My dad is the best person to be around when you feel like your world is falling apart. He’ll sit and watch horrible movies with you and make sure you’re constantly fed. I went upstate and sat on my parents’ couch for a few days and regrouped.
I had Sentiment fully written and almost finalized at that point. Once I got myself back to normal and reconciled with the fact that I would not be quitting Applebee’s any time soon, I asked my managers for a budget and approved it immediately.
I had basically drained my bank accounts for Echo and all of the expenses surrounding the release and development of the live show. I didn’t have money saved to fund the release of Sentiment, but I was determined to make it happen.
Times Square during the holidays is fucking insane.
From mid-November 2014 to mid-January 2015, I worked almost every day. At one point, I did fourteen twelve-hour shifts in a row, pulled a few twenty-hour shifts (6:00 a.m. to 2:00 a.m. and back at it again at 6:00 a.m. the next day), and didn’t see sunlight for over two weeks. I was exhausted, frustrated and literally out of my mind. I was simultaneously prepping to roll out the next EP, approving tour routing in the U.S. and Europe and trying to stay level. I balanced Applebee’s and VÉRITÉ into March of 2015. I also balanced an odd, competing guilt. I’m conditioned to work one hundred percent, so time away from Applebee’s meant not making money — and time away from VÉRITÉ seemed counterproductive to all of my investment.
I finally quit Applebee’s before I left for my first tour — before my project was making enough money to sustain. Before I was sure I’d have enough money to pay rent.
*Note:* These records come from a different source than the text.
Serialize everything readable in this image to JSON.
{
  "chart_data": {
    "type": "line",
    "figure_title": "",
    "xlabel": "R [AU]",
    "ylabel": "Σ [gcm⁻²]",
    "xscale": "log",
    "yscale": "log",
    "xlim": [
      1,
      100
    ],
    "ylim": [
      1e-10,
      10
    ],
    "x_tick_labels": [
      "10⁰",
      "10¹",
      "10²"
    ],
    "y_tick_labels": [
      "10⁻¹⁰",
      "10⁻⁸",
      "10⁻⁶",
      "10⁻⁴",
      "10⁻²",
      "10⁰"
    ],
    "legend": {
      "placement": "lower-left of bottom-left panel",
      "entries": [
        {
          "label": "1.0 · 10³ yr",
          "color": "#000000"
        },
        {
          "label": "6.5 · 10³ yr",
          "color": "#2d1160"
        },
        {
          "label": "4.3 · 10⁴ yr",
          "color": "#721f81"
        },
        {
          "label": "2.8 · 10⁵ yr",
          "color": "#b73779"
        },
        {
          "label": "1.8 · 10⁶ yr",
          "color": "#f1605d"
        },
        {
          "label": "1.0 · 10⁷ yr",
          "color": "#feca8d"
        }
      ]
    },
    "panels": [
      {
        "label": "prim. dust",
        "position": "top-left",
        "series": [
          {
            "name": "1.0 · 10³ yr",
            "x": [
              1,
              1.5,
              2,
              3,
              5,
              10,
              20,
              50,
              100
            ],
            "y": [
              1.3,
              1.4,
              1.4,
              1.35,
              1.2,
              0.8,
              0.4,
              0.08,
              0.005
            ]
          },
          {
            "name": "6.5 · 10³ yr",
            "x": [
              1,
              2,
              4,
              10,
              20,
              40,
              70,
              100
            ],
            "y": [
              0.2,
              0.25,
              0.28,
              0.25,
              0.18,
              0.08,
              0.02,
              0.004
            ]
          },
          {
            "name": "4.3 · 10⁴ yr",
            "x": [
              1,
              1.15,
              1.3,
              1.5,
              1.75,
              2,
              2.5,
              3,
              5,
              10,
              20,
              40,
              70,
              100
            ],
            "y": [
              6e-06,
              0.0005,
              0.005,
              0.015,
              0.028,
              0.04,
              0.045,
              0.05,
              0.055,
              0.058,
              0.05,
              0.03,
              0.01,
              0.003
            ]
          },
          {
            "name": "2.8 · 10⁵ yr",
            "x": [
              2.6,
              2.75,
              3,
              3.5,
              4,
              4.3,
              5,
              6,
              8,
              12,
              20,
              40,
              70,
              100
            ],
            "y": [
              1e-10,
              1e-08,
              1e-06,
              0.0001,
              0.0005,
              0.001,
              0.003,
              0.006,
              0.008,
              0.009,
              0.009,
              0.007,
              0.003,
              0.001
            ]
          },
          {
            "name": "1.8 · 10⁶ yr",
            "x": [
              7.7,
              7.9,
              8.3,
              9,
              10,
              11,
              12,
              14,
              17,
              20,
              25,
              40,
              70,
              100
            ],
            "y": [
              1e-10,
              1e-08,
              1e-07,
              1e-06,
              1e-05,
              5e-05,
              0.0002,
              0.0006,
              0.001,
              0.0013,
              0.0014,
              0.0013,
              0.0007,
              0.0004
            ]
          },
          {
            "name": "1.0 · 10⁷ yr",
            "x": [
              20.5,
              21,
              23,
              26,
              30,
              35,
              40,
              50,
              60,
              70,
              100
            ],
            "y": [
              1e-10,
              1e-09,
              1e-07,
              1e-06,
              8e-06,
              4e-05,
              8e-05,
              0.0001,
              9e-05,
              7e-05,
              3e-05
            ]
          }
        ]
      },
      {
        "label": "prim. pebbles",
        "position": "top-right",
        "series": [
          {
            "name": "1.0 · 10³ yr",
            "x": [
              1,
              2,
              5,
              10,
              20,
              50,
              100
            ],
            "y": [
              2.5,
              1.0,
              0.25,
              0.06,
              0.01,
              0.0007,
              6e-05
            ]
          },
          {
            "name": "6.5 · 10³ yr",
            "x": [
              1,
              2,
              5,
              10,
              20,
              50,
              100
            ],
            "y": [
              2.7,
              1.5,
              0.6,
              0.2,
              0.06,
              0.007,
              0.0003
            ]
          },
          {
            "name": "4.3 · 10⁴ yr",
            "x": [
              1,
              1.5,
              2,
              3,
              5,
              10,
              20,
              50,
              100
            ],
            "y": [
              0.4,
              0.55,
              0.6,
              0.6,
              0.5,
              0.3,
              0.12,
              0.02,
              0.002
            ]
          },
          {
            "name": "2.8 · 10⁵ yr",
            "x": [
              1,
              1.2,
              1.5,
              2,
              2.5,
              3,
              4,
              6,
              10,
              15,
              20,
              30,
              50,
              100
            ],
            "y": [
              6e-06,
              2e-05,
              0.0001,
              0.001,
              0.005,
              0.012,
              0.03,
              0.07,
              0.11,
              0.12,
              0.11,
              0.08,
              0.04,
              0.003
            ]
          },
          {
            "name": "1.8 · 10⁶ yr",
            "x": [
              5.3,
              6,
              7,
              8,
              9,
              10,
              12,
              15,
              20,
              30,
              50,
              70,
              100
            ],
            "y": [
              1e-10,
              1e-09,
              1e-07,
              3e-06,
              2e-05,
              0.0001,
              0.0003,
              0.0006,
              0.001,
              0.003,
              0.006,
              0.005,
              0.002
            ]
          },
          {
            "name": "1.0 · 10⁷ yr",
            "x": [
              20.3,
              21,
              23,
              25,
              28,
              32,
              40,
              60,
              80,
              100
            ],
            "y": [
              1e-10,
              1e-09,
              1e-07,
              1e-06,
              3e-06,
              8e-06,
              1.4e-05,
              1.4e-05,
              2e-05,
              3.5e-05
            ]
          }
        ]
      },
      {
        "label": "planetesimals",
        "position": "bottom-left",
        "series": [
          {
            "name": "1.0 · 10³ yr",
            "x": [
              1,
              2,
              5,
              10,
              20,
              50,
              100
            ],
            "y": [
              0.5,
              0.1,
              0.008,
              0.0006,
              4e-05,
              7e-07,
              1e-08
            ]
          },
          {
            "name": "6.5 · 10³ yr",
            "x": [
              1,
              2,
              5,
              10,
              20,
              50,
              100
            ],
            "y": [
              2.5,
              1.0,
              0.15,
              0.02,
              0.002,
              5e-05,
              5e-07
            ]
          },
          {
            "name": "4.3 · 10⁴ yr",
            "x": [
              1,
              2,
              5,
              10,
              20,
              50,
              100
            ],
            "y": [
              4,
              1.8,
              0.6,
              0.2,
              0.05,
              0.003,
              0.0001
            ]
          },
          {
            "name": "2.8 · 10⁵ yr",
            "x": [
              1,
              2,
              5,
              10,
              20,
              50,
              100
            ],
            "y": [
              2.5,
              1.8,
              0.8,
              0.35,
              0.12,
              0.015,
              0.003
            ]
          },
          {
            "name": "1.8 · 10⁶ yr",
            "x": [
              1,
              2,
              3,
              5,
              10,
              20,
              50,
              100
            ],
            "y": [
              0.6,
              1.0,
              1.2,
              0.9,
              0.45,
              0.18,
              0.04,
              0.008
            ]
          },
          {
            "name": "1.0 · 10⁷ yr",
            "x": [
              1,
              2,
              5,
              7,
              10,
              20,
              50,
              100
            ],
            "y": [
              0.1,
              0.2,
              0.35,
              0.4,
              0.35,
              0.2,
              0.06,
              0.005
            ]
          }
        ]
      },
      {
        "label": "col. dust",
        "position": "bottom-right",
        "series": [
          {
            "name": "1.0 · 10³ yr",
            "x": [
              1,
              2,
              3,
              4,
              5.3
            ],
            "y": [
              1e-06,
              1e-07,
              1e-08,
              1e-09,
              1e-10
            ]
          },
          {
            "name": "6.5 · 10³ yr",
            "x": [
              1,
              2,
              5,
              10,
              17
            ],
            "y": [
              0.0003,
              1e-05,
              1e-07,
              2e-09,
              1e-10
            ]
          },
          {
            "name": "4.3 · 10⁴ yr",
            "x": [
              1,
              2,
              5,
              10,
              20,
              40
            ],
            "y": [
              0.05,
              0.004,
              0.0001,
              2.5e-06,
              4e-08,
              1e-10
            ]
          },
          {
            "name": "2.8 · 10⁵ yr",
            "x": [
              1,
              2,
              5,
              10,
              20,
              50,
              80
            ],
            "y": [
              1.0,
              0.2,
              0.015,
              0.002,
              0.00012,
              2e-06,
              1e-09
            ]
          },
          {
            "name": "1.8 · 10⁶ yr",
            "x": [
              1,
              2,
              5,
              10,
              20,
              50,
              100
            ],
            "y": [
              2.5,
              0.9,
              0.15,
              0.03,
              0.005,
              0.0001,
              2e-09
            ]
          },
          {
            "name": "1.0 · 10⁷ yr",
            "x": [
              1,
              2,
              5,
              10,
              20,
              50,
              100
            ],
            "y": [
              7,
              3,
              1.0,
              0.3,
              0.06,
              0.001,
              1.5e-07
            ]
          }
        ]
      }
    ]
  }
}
I was terrified.
Within a few weeks of quitting and dedicating one hundred percent of my time to music, I was officially running a sustainable independent project. I was an unlikely CEO of a creative startup. I am so lucky I currently work with a phenomenal team of management, lawyers, agents, publicists and publishers who work incredibly hard for this project. I get to be in control of my finances, the music, the writing and all aspects of VÉRITÉ.
Currently, I’m beginning to roll out my third EP, Living, as an independent artist.
There’s a lot of discussion around the relevance of major labels in the age of streaming and accessible DAWs (digital audio workstations), which sparked the democratization of music production and distribution. I definitely believe that major labels are still a valid and effective means for building a music career. While I love working independently with my team, I am not at all opposed to signing a well-negotiated deal with any record company or investor when it’s the right situation. Eventually, I’m aware I’ll need more working capital to continue to grow, as any startup does, and I place a lot of value in having an effective team. That said, I do not believe that major labels guarantee success or that a record deal is the Holy Grail.
It’s helpful to be patient and focused on building a life-long career. So far I’ve gotten to prove my concept and vision without external pressures or fear of not living up to a particular image or expectation. I’ve learned to place more value on myself and my music and my team, and I believe other independent artists might benefit from doing the same. Place value on talent and your ability to hustle initial funding for projects while being creative, strategic and entrepreneurial — without selling yourself short by giving away ownership and control at early stages. Realize that we don’t operate in an industry that caters to dreams or passions; the freedom to create without limitations is such a privilege. Accepting that compartmentalization and focusing on the practical comes at a creative sacrifice, but will enable you to have much more control and freedom in the future.